Alan Mendoza n'a pas toujours eu de bonnes choses à dire sur Nigel Farage
Le dernier transfuge conservateur du Parti réformé, Alan Mendoza, a déclaré précédemment que la direction de l'UKIP par Nigel Farage lui rappelait une « dictature de pacotille ».
Mendoza, fondateur et actuel directeur exécutif du groupe de réflexion de droite sur la politique étrangère et la sécurité Henry Jackson Society, a été nommé conseiller principal du Parti réformé pour les affaires mondiales.
Il siégera désormais en tant que conseiller réformiste au Conseil de Westminster, aux côtés de Laila Cunningham, qui a rejoint le parti en juin.
Hier, Mendoza a annoncé : « Quelques nouvelles personnelles : j'ai pris aujourd'hui la décision difficile de démissionner du Parti conservateur après 30 ans. J'ai rejoint le Parti réformé et je serai conseiller en chef pour les affaires mondiales. »
« La Grande-Bretagne a besoin de changement. Et seule la réforme peut apporter ce qui est requis. »
Mendoza n'a pas toujours eu de bonnes choses à dire sur Farage. En mai 2015, après que Farage n'a pas réussi à devenir député aux élections de 2015, il a démissionné de son poste de chef de l'UKIP.
Dans un tweet du 11 mai 2015, Mendoza a écrit : « La 'démission' de #Farage me rappelle une dictature de pacotille. Ensuite, il sera couronné souverain à vie lors d'un congrès #UKIP spécialement convoqué. »
Le parti a finalement refusé d'accepter la démission de Farage, qui a rapidement fait volte-face et déclaré qu'il resterait à la tête du parti. Il a quitté son poste de leader de l'UKIP en juillet 2016, affirmant qu'il avait réalisé son ambition politique après que la Grande-Bretagne ait voté de justesse en faveur de la sortie de l'UE.
En juillet 2019, Mendoza a déclaré à propos de Farage : « L'intérêt de Nigel Farage n'est pas simplement de parvenir à un Brexit sans accord.

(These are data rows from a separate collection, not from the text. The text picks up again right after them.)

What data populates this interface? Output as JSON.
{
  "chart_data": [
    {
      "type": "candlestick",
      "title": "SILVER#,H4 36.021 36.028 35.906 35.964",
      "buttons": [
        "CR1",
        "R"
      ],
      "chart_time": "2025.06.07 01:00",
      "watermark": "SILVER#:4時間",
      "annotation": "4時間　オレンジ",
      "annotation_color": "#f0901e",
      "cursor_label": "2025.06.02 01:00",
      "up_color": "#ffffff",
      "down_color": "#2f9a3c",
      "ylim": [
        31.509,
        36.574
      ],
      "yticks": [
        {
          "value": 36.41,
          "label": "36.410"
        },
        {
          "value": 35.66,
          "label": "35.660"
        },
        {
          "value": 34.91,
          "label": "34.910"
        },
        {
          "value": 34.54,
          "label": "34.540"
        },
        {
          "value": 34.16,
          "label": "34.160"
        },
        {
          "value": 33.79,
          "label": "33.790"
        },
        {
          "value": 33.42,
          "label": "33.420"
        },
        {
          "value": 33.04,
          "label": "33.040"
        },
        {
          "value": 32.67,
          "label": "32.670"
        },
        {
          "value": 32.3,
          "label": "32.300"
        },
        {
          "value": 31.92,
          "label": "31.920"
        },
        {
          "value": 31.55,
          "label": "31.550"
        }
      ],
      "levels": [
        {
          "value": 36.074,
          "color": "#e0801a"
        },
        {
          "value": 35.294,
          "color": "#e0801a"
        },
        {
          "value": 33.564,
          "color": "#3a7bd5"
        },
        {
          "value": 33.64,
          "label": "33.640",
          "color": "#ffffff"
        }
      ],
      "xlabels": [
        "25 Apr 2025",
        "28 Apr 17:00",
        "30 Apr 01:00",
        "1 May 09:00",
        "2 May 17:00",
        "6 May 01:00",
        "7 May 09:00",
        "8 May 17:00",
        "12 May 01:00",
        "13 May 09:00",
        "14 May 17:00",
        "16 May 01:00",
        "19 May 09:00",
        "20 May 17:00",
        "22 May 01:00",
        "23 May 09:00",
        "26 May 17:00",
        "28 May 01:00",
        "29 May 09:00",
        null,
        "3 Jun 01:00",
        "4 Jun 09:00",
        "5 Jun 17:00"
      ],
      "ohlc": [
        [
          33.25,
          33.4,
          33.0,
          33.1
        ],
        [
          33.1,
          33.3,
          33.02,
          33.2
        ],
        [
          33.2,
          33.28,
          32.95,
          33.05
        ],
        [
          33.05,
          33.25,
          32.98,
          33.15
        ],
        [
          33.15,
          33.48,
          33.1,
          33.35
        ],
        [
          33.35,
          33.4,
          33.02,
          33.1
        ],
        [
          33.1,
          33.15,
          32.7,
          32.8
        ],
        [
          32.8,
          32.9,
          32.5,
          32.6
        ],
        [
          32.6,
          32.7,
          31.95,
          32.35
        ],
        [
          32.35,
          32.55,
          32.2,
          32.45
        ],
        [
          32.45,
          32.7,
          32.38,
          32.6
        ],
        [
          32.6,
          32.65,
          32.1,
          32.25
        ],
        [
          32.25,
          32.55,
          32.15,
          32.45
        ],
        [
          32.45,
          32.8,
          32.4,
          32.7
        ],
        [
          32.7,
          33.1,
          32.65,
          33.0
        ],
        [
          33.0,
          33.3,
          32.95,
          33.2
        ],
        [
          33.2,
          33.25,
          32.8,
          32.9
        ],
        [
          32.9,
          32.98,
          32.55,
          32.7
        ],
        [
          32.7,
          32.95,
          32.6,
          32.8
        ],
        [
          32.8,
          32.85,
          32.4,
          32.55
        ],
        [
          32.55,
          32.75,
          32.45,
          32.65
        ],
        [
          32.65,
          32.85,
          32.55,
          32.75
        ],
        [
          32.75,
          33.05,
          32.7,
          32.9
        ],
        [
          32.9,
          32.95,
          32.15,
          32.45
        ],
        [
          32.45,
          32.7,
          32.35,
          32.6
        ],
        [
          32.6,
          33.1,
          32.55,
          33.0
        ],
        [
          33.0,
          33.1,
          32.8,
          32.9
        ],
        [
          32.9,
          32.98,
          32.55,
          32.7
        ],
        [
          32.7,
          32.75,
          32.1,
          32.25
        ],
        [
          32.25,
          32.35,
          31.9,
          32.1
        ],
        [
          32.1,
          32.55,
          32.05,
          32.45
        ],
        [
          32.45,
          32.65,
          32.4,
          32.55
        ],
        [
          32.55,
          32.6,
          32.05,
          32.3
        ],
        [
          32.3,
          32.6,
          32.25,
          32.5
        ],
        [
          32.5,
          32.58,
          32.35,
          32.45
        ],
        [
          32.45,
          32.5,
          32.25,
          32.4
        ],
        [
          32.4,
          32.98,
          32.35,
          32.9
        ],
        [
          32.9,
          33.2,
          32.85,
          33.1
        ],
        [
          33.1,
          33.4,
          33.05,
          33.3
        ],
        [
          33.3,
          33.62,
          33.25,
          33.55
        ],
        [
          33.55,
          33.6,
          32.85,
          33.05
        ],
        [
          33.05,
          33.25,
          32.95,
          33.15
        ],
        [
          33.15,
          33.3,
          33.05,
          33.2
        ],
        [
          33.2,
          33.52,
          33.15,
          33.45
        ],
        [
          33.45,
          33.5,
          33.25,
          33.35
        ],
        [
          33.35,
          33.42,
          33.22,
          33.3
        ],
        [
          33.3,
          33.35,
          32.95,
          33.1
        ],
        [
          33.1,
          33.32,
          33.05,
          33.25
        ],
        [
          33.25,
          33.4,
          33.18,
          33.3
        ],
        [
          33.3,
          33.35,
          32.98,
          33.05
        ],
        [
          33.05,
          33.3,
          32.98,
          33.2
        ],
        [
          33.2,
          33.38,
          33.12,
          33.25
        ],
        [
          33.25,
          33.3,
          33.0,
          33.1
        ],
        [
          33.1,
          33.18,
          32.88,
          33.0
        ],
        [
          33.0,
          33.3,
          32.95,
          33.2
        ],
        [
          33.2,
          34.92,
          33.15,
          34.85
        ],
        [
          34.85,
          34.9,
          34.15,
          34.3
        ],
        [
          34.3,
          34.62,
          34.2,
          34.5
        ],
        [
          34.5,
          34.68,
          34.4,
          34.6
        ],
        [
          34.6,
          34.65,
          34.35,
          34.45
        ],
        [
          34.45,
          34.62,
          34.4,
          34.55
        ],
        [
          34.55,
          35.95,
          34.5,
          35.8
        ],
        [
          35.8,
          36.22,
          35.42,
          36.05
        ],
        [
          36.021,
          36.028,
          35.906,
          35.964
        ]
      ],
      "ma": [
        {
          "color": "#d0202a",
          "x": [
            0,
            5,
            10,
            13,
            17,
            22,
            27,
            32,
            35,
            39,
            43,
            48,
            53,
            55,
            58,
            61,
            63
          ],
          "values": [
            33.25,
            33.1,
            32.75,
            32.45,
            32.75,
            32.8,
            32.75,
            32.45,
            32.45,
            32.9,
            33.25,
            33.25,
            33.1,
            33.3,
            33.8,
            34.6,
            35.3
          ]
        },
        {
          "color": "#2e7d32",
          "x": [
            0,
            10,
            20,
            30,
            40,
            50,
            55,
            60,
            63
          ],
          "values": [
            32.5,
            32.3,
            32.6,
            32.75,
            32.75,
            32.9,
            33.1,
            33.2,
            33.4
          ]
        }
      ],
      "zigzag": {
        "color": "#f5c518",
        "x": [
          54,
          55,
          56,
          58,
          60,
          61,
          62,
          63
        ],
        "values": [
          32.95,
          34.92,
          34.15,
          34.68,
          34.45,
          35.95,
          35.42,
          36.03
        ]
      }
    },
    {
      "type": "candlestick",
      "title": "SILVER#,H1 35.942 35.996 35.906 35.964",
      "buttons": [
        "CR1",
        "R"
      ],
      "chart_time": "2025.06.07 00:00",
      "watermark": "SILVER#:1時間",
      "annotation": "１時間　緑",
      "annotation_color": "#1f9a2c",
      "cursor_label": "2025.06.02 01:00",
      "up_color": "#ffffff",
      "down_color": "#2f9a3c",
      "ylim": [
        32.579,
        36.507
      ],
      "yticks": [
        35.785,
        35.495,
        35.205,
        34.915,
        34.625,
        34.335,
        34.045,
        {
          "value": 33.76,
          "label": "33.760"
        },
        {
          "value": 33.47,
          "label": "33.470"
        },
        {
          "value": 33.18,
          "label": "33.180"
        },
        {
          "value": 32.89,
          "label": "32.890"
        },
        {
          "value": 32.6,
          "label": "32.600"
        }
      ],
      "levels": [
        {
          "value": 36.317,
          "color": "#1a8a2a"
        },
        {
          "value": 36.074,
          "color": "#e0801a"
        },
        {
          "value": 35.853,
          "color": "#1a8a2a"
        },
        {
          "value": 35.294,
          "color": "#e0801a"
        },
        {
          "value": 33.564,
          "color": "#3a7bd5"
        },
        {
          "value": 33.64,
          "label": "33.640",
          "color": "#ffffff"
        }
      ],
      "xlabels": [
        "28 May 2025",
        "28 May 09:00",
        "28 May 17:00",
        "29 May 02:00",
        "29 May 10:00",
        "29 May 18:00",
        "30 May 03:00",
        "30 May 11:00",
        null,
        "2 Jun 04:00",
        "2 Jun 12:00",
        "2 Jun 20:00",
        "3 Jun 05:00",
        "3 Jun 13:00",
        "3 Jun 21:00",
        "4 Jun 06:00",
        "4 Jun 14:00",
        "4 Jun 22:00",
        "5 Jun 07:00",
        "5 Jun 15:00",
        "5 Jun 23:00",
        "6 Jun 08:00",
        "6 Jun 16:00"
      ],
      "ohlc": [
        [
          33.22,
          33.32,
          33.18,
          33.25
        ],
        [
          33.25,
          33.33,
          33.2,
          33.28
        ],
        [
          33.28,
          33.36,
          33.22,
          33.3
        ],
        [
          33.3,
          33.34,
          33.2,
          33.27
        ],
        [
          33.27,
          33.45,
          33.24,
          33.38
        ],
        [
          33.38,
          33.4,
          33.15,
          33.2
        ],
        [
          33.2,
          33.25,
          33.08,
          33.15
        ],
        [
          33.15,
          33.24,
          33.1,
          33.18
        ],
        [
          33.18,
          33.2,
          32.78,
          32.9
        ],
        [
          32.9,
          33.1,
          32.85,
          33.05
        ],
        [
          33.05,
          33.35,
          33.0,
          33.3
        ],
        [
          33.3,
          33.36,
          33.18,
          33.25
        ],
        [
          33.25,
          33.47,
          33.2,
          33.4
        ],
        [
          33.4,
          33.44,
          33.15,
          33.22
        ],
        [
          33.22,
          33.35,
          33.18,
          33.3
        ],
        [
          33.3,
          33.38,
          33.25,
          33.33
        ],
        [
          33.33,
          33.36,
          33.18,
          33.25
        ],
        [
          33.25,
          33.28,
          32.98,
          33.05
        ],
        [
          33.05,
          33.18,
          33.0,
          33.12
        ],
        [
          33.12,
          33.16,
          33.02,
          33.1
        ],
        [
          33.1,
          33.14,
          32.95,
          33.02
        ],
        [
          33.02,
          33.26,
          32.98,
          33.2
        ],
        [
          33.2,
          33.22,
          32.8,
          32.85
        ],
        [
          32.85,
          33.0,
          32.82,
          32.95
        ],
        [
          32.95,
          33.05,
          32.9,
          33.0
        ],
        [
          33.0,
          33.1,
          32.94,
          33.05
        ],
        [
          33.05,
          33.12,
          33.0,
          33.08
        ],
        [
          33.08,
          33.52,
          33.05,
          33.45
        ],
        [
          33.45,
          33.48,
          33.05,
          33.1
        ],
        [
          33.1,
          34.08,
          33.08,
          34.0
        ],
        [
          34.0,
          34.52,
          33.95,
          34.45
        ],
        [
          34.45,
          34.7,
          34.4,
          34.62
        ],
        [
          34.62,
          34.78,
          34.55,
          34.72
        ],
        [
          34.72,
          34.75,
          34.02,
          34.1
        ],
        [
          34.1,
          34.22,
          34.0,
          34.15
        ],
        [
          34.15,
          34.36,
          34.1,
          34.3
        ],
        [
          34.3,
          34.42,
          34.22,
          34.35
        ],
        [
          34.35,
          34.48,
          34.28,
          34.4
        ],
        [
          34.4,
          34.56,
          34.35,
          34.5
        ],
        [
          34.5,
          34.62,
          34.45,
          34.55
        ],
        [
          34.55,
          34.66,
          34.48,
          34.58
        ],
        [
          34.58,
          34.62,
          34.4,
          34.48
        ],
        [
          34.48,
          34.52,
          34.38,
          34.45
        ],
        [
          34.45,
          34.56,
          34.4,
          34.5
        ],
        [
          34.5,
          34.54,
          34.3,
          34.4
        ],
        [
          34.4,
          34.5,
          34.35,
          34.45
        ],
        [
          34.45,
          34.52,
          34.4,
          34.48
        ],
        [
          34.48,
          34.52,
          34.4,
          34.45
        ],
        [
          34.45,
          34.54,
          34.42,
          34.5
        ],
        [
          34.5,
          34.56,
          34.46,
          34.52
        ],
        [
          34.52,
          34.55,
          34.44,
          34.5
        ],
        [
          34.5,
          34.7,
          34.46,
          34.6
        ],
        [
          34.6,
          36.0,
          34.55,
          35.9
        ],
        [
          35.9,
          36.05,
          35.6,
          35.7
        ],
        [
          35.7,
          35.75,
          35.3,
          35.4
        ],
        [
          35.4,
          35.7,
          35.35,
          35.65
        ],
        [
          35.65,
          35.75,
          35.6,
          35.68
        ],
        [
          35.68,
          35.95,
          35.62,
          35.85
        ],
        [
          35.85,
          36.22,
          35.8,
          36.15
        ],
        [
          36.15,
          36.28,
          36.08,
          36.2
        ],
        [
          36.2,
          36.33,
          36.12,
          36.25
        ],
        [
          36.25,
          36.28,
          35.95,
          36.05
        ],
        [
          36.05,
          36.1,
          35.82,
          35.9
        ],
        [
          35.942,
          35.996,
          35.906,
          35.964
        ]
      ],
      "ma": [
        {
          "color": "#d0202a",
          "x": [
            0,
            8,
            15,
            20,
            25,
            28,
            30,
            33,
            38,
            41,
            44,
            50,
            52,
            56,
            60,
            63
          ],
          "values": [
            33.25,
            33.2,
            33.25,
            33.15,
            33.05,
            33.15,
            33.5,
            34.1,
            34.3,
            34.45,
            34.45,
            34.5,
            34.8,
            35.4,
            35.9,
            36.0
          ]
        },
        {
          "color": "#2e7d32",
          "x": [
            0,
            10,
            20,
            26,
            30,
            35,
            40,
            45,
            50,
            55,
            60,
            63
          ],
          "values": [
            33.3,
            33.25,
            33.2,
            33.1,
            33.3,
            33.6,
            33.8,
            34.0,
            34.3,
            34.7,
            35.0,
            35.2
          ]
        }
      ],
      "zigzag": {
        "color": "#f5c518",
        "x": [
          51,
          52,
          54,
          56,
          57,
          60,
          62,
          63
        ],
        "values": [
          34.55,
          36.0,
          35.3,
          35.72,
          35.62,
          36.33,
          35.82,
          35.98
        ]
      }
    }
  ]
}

Il s'agit également de maintenir son cirque médiatique en activité.
« Comme une organisation caritative qui guérit la maladie pour laquelle elle a été créée, le Brexit Party ne fermera pas ses portes après le Brexit mais se transformera en quelque chose d'autre souhaité par son créateur. »
Mendoza a nommé Douglas Murray, commentateur d'extrême droite et rédacteur en chef adjoint du Spectator, au poste de directeur du HJS.
Il a également employé l’ex-musulman de droite Raheem Kassam comme militant à plein temps contre les extrémistes islamiques sur les campus universitaires britanniques.
Les rapports du HJS présentent l'immigration comme une menace pour la sécurité et affirment que le « manque de transparence » des gouvernements en matière de politique d'immigration alimente la méfiance du public.
Dans plusieurs de ses documents de recherche, le HJS se concentre fortement sur des exemples de terrorisme islamiste plutôt que sur d’autres types d’extrémisme.